The songs were written and performed completely differently to each other, such was their diversity. All 11 members must have played 25 instruments during the course of the gig, each track obviously being well rehearsed but with the band giving the feeling they were playing them for the first time, such was their own enjoyment. Some tunes were simply but effectively written, while others consisted of unpredictable complexity, changing dynamic during the course of the actual song at times. More importantly each one was well written and memorable, partially thanks to their continuous original full sound inclusive of an underlying array of various bells, xylophones, plucking violins, etc. You could hear each and every single instrument so clearly. How they pulled this off with no amplifiers is beyond me, but they did it, all fronted by a charming and entertaining eccentric folk singer.

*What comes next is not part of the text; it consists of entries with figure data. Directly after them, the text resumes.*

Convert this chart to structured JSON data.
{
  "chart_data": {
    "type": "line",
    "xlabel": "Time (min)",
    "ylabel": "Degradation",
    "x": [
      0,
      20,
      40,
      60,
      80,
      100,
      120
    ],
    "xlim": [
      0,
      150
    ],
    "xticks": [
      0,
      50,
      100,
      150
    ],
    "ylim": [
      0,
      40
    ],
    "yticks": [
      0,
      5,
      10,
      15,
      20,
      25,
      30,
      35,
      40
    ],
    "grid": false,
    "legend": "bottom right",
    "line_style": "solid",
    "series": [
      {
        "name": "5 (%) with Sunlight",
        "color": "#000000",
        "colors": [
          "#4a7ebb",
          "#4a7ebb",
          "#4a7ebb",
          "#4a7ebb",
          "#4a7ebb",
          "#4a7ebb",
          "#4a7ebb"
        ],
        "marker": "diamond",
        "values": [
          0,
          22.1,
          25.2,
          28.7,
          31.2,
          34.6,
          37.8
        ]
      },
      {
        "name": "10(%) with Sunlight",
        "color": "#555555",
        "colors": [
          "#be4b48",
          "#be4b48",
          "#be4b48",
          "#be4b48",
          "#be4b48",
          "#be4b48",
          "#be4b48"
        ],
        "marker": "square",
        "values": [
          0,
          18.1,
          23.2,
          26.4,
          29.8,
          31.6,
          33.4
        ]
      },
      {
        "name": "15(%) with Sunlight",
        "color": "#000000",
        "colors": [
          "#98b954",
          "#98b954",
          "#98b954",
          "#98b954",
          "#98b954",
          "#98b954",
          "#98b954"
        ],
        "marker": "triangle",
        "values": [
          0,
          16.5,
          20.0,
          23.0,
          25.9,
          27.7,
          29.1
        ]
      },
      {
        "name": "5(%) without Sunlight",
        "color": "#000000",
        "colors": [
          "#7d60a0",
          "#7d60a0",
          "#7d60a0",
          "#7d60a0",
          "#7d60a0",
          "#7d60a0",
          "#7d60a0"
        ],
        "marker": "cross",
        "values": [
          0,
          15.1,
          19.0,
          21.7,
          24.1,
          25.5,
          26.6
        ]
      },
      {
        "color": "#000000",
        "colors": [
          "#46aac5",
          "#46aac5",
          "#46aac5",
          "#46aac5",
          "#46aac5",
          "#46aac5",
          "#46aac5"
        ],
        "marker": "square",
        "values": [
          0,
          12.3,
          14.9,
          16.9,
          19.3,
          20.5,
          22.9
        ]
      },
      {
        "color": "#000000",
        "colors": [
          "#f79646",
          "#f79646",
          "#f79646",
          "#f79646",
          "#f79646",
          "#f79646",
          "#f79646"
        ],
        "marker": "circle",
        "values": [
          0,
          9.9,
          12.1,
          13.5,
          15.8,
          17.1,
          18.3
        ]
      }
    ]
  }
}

Their songs varied from long folk tales being sang to an accompanying, always apt, soundtrack, like a TV theme tune to a costume drama, to punchier Pogues-esque Irish jigs. The singer Jon Boden sang every lyric tongue-in-cheek but still meaningfully, and the crowd were mesmerised by him. In return he responded to us all, ensuring our hand clapping and dancing to the music not just along to them but participating WITH them. There was a definitely a two-way communication between the punters and band, making us feel included and part of this great experience. It’s not just Boden who ensured this, all band members did. Even if some members weren’t playing on certain numbers, they danced along and entertained the crowd as much as they did when actually playing. One track I felt I was in church, the next on a Jamaican beach, then in a carnival, then at an Irish wedding, such was the atmosphere and feel they presented in each number. They enjoyed the experience as much as the crowd, shown in their ‘comedic’ feel through the gig. They still take their music seriously, but still played with smiles on their faces, injecting humour between songs, which was infectious to the crowd all night.

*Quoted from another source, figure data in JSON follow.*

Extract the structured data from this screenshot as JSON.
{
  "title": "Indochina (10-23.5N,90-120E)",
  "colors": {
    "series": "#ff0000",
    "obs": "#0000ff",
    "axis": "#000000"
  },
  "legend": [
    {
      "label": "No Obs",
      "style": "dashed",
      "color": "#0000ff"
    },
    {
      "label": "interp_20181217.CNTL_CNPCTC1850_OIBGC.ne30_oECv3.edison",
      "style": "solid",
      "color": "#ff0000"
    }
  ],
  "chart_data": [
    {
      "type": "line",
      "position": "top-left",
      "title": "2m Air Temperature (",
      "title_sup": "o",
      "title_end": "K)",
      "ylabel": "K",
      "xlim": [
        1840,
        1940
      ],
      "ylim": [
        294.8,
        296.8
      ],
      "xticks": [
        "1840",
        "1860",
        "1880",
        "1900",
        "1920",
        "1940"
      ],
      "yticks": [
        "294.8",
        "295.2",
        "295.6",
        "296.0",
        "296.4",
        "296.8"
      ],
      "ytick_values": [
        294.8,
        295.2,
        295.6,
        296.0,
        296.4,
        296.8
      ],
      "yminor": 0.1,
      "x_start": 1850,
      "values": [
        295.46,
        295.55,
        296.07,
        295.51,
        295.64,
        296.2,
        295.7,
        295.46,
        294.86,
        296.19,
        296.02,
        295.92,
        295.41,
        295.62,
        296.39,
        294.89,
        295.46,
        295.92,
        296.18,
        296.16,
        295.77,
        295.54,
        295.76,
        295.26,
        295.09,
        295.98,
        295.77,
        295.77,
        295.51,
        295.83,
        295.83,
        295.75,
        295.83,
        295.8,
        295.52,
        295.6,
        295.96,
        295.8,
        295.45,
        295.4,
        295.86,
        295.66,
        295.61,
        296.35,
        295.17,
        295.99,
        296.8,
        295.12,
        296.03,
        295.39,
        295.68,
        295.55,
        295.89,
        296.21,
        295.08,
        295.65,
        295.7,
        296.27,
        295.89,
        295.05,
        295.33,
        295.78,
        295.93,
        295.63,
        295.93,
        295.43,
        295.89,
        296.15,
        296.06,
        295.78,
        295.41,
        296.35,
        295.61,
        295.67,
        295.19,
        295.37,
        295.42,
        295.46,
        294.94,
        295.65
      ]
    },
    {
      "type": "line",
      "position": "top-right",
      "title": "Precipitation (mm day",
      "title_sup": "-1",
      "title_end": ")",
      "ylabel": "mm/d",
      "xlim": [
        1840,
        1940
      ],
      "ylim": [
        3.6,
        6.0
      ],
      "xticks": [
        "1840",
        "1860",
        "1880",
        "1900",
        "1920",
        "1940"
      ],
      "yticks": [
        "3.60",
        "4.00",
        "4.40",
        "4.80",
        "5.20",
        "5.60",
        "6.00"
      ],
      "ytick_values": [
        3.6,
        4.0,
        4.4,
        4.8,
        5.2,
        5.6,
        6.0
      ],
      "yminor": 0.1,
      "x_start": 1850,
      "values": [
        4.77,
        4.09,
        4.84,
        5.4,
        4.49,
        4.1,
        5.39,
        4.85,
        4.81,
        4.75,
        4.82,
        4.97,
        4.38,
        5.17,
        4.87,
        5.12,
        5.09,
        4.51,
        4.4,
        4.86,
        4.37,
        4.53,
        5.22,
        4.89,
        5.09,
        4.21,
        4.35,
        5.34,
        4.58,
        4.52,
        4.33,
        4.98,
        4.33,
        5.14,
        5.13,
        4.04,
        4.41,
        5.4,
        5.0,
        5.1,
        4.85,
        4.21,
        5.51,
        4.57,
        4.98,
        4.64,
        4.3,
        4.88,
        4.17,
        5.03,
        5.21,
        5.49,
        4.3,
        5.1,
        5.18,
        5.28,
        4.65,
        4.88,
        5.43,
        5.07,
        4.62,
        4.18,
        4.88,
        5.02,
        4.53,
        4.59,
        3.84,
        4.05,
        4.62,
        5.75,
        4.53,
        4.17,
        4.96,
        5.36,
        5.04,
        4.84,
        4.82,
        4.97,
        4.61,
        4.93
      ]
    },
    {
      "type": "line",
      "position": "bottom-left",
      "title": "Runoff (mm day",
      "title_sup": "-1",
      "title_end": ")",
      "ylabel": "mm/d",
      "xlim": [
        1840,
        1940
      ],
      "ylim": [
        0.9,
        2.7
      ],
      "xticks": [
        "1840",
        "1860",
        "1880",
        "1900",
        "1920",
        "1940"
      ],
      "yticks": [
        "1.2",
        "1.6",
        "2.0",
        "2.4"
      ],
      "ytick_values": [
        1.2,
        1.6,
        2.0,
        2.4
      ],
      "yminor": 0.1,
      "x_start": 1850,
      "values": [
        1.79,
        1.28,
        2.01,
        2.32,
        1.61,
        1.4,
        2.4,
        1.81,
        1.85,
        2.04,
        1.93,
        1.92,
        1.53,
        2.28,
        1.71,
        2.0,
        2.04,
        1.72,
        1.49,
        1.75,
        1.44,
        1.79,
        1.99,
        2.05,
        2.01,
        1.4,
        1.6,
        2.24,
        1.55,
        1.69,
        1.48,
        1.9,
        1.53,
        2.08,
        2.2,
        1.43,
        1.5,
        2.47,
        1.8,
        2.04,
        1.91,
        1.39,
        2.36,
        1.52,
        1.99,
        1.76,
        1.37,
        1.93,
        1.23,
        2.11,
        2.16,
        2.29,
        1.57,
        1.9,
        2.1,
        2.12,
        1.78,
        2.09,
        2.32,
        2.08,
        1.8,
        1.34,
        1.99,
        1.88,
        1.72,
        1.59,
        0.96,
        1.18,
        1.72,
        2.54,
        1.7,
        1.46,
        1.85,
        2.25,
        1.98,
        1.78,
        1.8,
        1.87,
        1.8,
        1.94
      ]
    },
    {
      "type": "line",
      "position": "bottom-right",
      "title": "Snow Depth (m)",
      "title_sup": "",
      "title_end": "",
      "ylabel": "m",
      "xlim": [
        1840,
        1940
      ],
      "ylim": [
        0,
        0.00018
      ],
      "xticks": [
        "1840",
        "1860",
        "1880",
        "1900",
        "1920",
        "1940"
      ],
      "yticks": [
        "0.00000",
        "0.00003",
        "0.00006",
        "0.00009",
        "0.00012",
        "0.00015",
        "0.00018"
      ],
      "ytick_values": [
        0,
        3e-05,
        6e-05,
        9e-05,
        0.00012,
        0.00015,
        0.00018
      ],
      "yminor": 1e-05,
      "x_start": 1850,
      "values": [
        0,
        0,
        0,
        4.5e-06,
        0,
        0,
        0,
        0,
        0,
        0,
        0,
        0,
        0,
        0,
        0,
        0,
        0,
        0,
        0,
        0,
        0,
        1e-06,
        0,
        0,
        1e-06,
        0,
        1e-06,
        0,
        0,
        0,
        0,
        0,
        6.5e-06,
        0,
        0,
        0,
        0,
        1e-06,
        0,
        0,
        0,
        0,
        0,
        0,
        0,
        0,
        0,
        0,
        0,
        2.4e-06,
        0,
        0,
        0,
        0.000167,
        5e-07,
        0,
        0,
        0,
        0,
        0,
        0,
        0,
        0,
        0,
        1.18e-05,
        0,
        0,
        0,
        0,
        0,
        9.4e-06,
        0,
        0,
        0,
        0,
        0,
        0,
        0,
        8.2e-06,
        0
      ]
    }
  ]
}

I didn’t know they had already released their album ‘Hedonism’, let alone know any tracks, but I bought it the next morning, such was their impact on me. This was genuinely the best gig I had been to in months. I have never been so entertained. I can only summarise them as a traditional old-fashioned style English folk band that can write and play songs of so many genres far beyond initial assumptions. World music, folk music, jazz music, classical music, church music; you name it. Bellowhead are going to be massive as they appeal to people of all ages and of all musical taste.